Presidente afirma que medida adotada pelo governo dos Estados Unidos foi “irresponsável e impensada” e reforça que a nomeação de embaixadores segue regras da diplomacia internacional.

O presidente Luiz Inácio Lula da Silva classificou como uma “atitude irresponsável e impensada” a decisão do governo dos Estados Unidos de revogar o visto da embaixadora brasileira em Washington, Maria Luiza Ribeiro Viotti. A declaração foi feita nesta quarta-feira (5), em meio ao agravamento das tensões diplomáticas entre os dois países.

Segundo Lula, a decisão representa um gesto incompatível com a tradição das relações diplomáticas entre Brasil e Estados Unidos. O presidente também afirmou que a escolha e o credenciamento de embaixadores obedecem a procedimentos internacionais e não podem ser tratados como instrumentos de pressão política.

Governo brasileiro reage à decisão

A revogação do visto de Maria Luiza Ribeiro Viotti foi anunciada pelo governo norte-americano na terça-feira (4).
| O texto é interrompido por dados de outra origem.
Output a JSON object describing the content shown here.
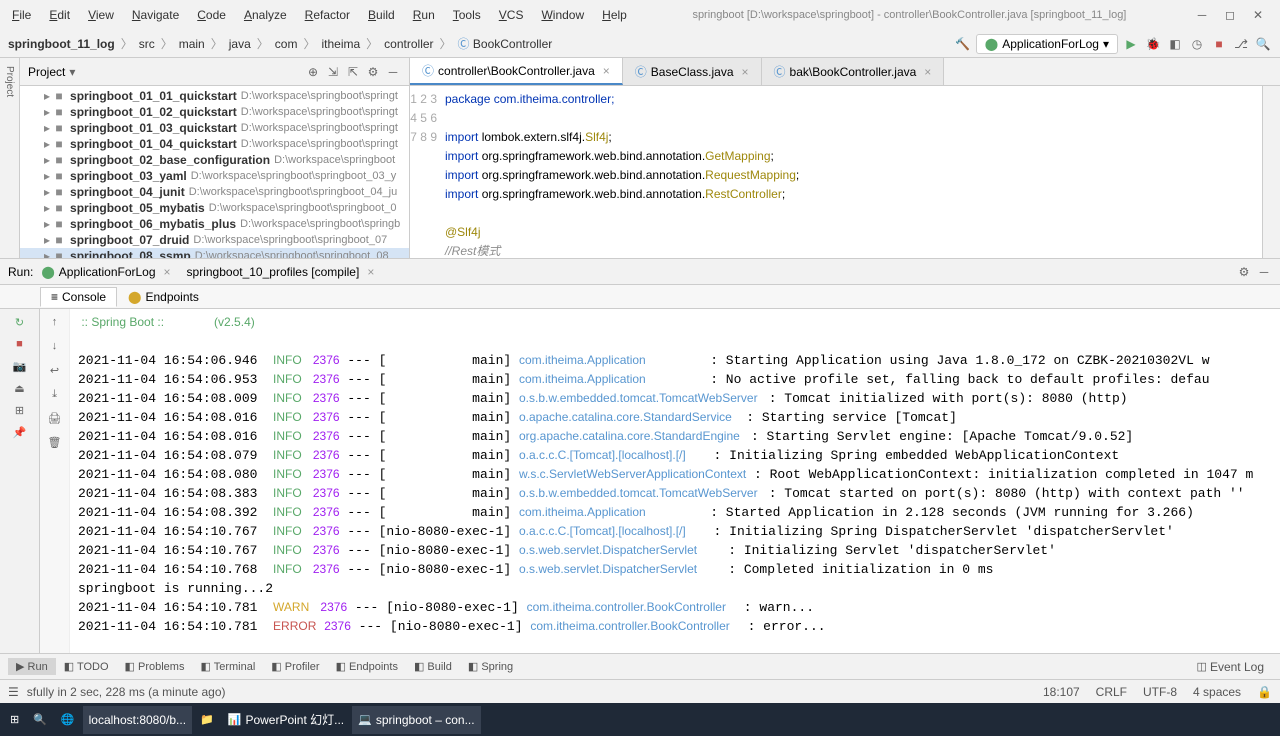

A medida ocorre em meio a um impasse diplomático envolvendo a indicação de representantes diplomáticos entre os dois países.

Durante entrevista, Lula declarou que considera a decisão “irresponsável e impensada” e disse que o Brasil continuará seguindo os procedimentos diplomáticos previstos para a nomeação de embaixadores. O presidente também indicou que o governo brasileiro não pretende acelerar esse processo por pressão externa.

Crise diplomática

A decisão dos Estados Unidos amplia um período de tensão diplomática entre Brasília e Washington. Autoridades norte-americanas relacionam a medida a divergências envolvendo a aprovação de representantes diplomáticos, enquanto o governo brasileiro sustenta que segue os trâmites previstos nas normas internacionais.

Apesar do episódio, ambos os países afirmaram manter interesse na continuidade das relações diplomáticas e institucionais, embora as negociações ocorram em um momento de maior desgaste político entre os governos.

Nomeação de embaixadores segue protocolo internacional

A nomeação de embaixadores depende de procedimentos diplomáticos formais entre os países envolvidos. Após a indicação de um representante, o país anfitrião analisa o pedido de agrément (aceite diplomático), etapa prevista nas convenções internacionais antes da posse do embaixador.

Segundo Lula, esse processo deve respeitar os protocolos diplomáticos e não deve ser condicionado por pressões políticas. O presidente reiterou que o Brasil continuará conduzindo sua política externa conforme os princípios da soberania e da reciprocidade.